If the only two players (Google and Apple) both use Google Search by default, then Google has effectively captured 100% of the mobile ad market. (And since Google is paying Apple et al for that default state, it is indeed a market.)
The court could require device makers (including Google itself) to prompt users to select their search engine provider, or potentially ban Google from buying search engine defaults from other companies (Apple, Mozilla, etc.) as an anticompetitive practice.
That's an interesting scenario. Let's say Google is banned from buying search engine defaults. Then Mozilla would no longer be able to sell the Firefox default to Google.
Sure, they could sell it to someone else, but without the biggest player bidding up the price, it'd probably sell for a fraction of what it does today -- which could be devastating to Mozilla, given that almost all of their funding comes from the search deal. What would that do to competition in the browser space?
Competition in the browser space is over and Chromium won. If this had been regulated earlier by preventing Google from preinstalling Chrome on all Android devices, we wouldn't be in this situation where Firefox is on life support, but here we are.
Using Firefox as a reason not to break up some of Google's hold on search seems extremely short-sighted. Besides, Edge using Chrome changed the whole browser market dynamic as more and more people are using it. Once Microsoft reaches a somewhat decent percentage of install we will be back at a two (three?) player situation.

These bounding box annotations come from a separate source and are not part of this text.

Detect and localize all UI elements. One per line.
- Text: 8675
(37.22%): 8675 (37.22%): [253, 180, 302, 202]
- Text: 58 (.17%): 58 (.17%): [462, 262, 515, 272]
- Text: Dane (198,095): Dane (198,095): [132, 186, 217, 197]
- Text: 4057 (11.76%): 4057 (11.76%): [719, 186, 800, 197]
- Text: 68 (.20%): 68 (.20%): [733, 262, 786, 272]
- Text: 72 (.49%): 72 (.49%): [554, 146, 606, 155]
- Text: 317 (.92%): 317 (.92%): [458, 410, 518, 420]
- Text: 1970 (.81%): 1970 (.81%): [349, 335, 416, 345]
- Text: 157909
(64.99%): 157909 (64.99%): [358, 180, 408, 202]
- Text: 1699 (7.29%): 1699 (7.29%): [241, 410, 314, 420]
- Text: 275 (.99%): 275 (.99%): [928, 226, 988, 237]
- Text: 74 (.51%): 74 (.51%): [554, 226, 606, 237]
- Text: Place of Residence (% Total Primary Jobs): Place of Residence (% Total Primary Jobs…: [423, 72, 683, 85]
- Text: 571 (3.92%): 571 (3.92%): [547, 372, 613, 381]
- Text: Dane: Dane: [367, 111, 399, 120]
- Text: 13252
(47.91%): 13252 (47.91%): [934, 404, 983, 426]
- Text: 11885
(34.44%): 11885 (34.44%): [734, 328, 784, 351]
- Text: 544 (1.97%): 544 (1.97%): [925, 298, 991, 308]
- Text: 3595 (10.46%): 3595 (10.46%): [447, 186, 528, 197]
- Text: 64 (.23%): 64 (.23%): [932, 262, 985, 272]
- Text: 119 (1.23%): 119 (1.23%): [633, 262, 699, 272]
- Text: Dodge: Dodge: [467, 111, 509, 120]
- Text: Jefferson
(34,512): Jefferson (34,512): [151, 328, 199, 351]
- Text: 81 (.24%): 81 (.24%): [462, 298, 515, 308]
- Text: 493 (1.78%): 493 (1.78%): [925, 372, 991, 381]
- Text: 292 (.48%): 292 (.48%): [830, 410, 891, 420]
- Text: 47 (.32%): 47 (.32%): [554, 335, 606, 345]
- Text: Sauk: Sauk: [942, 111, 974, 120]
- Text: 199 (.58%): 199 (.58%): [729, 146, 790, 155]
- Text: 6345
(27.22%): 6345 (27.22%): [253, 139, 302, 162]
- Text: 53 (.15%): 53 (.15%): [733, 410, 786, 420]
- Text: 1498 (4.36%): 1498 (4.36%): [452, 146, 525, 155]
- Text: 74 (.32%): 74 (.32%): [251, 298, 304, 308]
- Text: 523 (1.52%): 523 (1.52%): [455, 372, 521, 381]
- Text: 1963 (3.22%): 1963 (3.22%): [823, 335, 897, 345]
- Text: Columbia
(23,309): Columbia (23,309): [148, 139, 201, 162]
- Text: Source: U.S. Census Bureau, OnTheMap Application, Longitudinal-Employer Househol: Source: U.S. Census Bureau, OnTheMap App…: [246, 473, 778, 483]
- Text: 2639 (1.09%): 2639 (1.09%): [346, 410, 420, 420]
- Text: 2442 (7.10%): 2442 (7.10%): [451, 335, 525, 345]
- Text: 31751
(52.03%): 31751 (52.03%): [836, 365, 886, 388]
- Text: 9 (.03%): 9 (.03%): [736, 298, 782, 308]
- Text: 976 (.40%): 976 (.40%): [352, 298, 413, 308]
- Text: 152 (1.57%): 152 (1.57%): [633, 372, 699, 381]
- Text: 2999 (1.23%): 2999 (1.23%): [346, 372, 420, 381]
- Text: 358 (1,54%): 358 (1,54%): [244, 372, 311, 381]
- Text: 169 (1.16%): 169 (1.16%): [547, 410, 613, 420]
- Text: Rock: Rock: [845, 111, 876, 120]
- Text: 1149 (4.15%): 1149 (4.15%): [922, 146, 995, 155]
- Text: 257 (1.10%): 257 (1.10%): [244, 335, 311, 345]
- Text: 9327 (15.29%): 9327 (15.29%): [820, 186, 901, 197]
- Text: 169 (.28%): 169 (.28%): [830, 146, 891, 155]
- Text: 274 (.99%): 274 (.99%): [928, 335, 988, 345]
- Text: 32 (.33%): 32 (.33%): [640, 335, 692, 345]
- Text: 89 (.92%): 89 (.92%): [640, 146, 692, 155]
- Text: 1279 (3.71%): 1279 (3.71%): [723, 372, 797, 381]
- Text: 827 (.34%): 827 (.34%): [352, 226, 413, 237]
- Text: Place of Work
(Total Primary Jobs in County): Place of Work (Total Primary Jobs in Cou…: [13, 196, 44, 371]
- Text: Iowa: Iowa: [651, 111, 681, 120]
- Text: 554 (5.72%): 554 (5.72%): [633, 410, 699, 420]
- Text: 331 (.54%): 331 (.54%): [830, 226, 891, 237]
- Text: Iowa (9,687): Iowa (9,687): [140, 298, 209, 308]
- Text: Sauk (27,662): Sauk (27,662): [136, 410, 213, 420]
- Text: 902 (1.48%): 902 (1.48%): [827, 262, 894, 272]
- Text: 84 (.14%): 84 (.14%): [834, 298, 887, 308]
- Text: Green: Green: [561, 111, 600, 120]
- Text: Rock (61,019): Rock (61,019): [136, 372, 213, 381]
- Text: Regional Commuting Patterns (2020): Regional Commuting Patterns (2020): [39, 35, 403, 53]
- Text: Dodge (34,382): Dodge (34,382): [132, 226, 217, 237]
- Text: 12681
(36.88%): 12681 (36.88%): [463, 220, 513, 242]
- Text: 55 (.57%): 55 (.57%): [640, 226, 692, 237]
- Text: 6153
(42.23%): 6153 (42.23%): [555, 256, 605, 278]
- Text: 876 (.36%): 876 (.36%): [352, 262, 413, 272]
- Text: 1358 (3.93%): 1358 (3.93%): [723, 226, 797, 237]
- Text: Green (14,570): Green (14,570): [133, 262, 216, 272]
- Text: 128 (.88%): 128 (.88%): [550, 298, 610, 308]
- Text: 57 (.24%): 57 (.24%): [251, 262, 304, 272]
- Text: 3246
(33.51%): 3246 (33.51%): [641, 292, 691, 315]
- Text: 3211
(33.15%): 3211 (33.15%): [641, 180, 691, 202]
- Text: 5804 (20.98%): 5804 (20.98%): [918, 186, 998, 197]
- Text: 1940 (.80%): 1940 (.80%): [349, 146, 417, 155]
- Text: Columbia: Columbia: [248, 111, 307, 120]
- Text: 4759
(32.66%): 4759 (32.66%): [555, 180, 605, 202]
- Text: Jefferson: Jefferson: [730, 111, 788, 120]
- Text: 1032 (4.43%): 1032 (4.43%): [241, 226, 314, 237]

Apple could actually make more money. Say Google is split into two renamed search engines: elgooGA and elgooGB, with evenly divided assets. They would immediately be two search titans competing for the important Apple contract and would try to outbid one another. Perhaps elgooGA wins Apple, but then elgooGB wins Firefox. Every alternative platform to Apple would stand to get more money. And the users would then become more accustomed to having different default search providers and usage might be split. That is a win for DuckDuckGo and all other competitors.
If the only two players (Google and Apple) both use Google Search by default, then Google has effectively captured 100% of the mobile ad market. (And since Google is paying Apple et al for that default state, it is indeed a market.)
The court could require device makers (including Google itself) to prompt users to select their search engine provider, or potentially ban Google from buying search engine defaults from other companies (Apple, Mozilla, etc.) as an anticompetitive practice.